Llamaste a una puerta, y ésta se abrió sola. Entraste, y transitaste por un pasillo oscuro, lleno de telarañas, para entrar a una sala minúscula, donde había un sillón dado la vuelta, una mesa pequeña y una silla al lado de la puerta por donde entraste. El sillón te ordenó sentarte, y le hiciste caso, no sin susto, claro. Ya con más calma viste que no era el sillón el que te hablaba, sino una persona que estaba de espaldas.
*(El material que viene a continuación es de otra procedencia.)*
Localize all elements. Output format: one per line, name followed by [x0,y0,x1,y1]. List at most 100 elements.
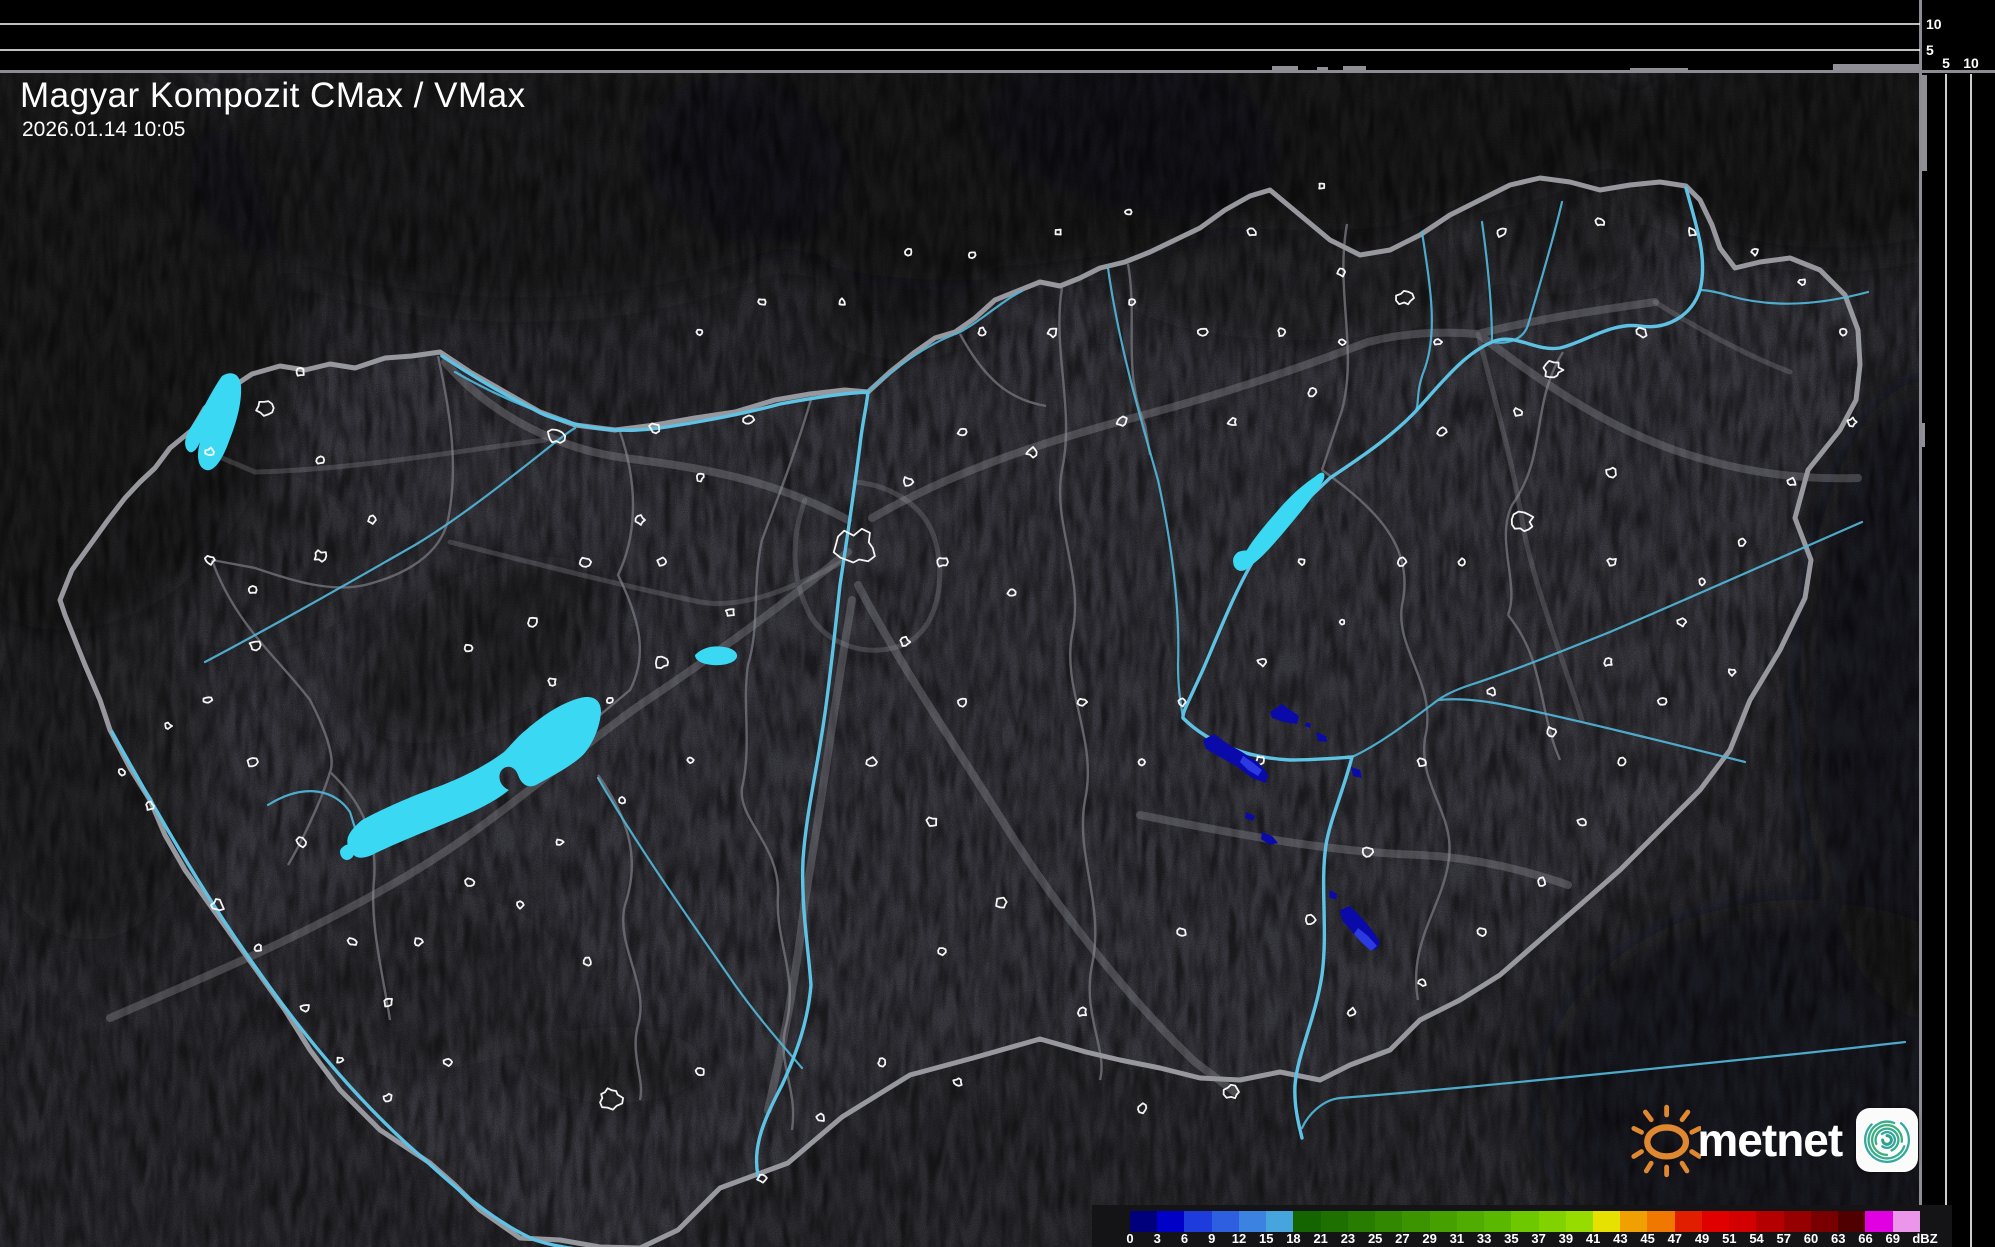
town-outline [599,1087,624,1111]
town-outline [204,555,216,566]
legend-tick: 60 [1803,1231,1819,1246]
legend-tick: 43 [1613,1231,1628,1246]
town-outline [756,1173,768,1184]
town-outline [547,428,567,444]
rivers [203,200,1907,1130]
legend-tick: 49 [1694,1231,1710,1246]
town-outline [925,816,938,827]
town-outline [695,328,704,337]
town-outline [1305,913,1317,925]
town-outline [742,414,756,425]
town-outline [315,455,326,465]
top-profile-echoes [1272,64,1920,71]
town-outline [1025,446,1038,459]
precipitation-echo [1270,704,1299,724]
town-outline [295,367,305,377]
town-outline [1698,577,1706,587]
town-outline [1336,267,1346,278]
town-outline [686,756,695,764]
legend-cell [1157,1211,1185,1232]
town-outline [255,400,275,417]
town-outline [995,896,1008,909]
town-outline [299,1004,310,1013]
roads-secondary [205,299,1793,723]
town-outline [865,756,878,767]
legend-cell [1838,1211,1866,1232]
town-outline [1246,227,1257,237]
top-axis-label-10: 10 [1926,16,1942,32]
legend-cell [1865,1211,1893,1232]
town-outline [248,640,262,652]
town-outline [1617,756,1627,767]
town-outline [578,556,593,568]
town-outline [936,557,949,568]
town-outline [1603,657,1613,667]
town-outline [336,1056,345,1064]
town-outline [1737,537,1747,547]
town-outline [1676,617,1688,628]
town-outline [382,1092,393,1103]
legend-tick: 37 [1531,1231,1546,1246]
legend-cell [1892,1211,1920,1232]
legend-tick: 69 [1885,1231,1900,1246]
town-outline [367,514,377,525]
legend-tick: 15 [1258,1231,1274,1246]
town-outline [1346,1006,1357,1017]
town-outline [696,472,705,483]
town-outline [1786,476,1797,486]
town-outline [1255,755,1265,766]
town-outline [1307,387,1318,398]
legend-cell [1511,1211,1539,1232]
legend-color-bar [1130,1211,1920,1232]
town-outline [1128,298,1137,307]
danube-river [440,354,870,1178]
town-outline [1606,557,1617,567]
town-outline [1196,327,1209,337]
town-outline [202,696,214,704]
legend-cell [1620,1211,1648,1232]
legend-tick: 0 [1126,1231,1134,1246]
legend-cell [1211,1211,1239,1232]
major-rivers [110,186,1705,1247]
precipitation-echo [1351,767,1362,778]
town-outline [1576,817,1587,827]
town-outline [1510,510,1535,533]
page-title: Magyar Kompozit CMax / VMax [20,76,526,115]
town-outline [1433,338,1443,346]
town-outline [1123,208,1133,216]
town-outline [582,956,592,967]
town-outline [413,937,424,947]
legend-tick: 29 [1422,1231,1437,1246]
legend-cell [1266,1211,1294,1232]
precipitation-echo [1261,832,1278,845]
town-outline [902,476,915,487]
town-outline [1496,227,1507,238]
legend-cell [1729,1211,1757,1232]
app-icon [1856,1108,1918,1172]
tisza-river [1181,186,1705,1140]
town-outline [967,251,977,260]
spiral-logo-icon [1864,1116,1911,1164]
legend-cell [1347,1211,1376,1232]
legend-tick: 57 [1776,1231,1792,1246]
drava-river [110,730,576,1247]
right-axis-label-5: 5 [1942,55,1950,71]
town-outline [757,298,767,306]
legend-cell [1320,1211,1348,1232]
legend-cell [1647,1211,1675,1232]
legend-tick: 12 [1231,1231,1247,1246]
town-outline [246,757,259,768]
legend-cell [1592,1211,1621,1232]
legend-tick: 66 [1858,1231,1873,1246]
town-outline [313,549,328,563]
precipitation-echo [1354,928,1377,951]
town-outline [1838,327,1848,337]
town-outline [210,898,225,912]
town-outline [1594,217,1606,227]
legend-tick: 54 [1749,1231,1764,1246]
town-outline [1361,846,1375,858]
town-outline [1546,726,1558,738]
town-outline [1542,360,1565,379]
Te avisó de que ya sabía por qué estabas ahí. Estaba al corriente de tu problema y te iba a ayudar.
 
Pasaron tres minutos. Tú no te atrevías a decir nada, y ese ser tampoco parecía tener nada que decir, hasta que se dignó a exclamar, con voz seria:
 
"El problema que tienes es que te has hecho demasiado mayor. No de edad, sino de mente. Te has convertido en una persona demasiado realista. Has marcado tus límites vitales y, con ello, has encerrado tu vida en una espiral de normalidad. Reflexiona sobre ello."
 
Y reflexionaste. Vaya si reflexionaste. A partir de ese momento te diste cuenta de que tu problema no era que adivinaras lo que iba a pasar. Como si eso fuera fácil de hacer, de la noche a la mañana. El problema es que tus fantasías cada vez eran más mundanas, más fáciles de conseguir y menos provechosas, claro está. Tus temores eran correctos, fieles a la realidad, a lo que podía pasar, pero te dedicabas a dejarte invadir por el miedo y usabas tu imaginación para convertir el riesgo en cuento.
 
Tu realismo quería salir a flote, necesitaba salir a flote. Tu imaginación también, necesitabas imaginar. E invertiste los papeles, eras realista en tus fantasías y guionista en tus miedos.
 
A partir de ahí, cada mañana, tenías un montón de pensamientos agradables. Quisiste romper con todo, y decidiste que nunca más se te iba a cumplir una fantasía. Pero no ibas a dejar de fantasear, claro. Eso sí, cuando imaginabas que te ocurrían cosas positivas, te encargabas de que fuesen tan raras, estrambóticas y quiméricas que nunca pudieran hacerse realidad. Te asegurabas de que sólo imaginándotelas podrías estar cerca de vivirlas.
 
Eso te permitió dos cosas. Lo primero, mantener tus ilusiones intactas. Lo segundo, cada vez que te pasaban cosas buenas no habías marcado un precedente, con lo cual no existía decepción que valiera, disfrutabas lo bueno de lo que te pasara en cada momento.
 
Pero, ¿qué hiciste con los miedos? La verdad es que, teniendo en cuenta que eres protagonista en este cuento, deberías saberlo. Pero, por si no lo recuerdas, te lo comentamos. Para hacer frente a tus temores usaste dosis de realismo, para acotarlos y buscar soluciones, adelantándote a ellos. A esto se le llama prevención, por si no lo sabías.
 
Y así fue como libraste una de las batallas más difíciles que te encontraste en tu vida. El enemigo eras tú, y conseguiste vencerte. 
 
Moraleja: La realidad y la ficción no están reñidas, pero cada cosa a su tiempo. Si se imagina, no caben los límites y, si se analiza, no es momento para cuentos ni fantasías.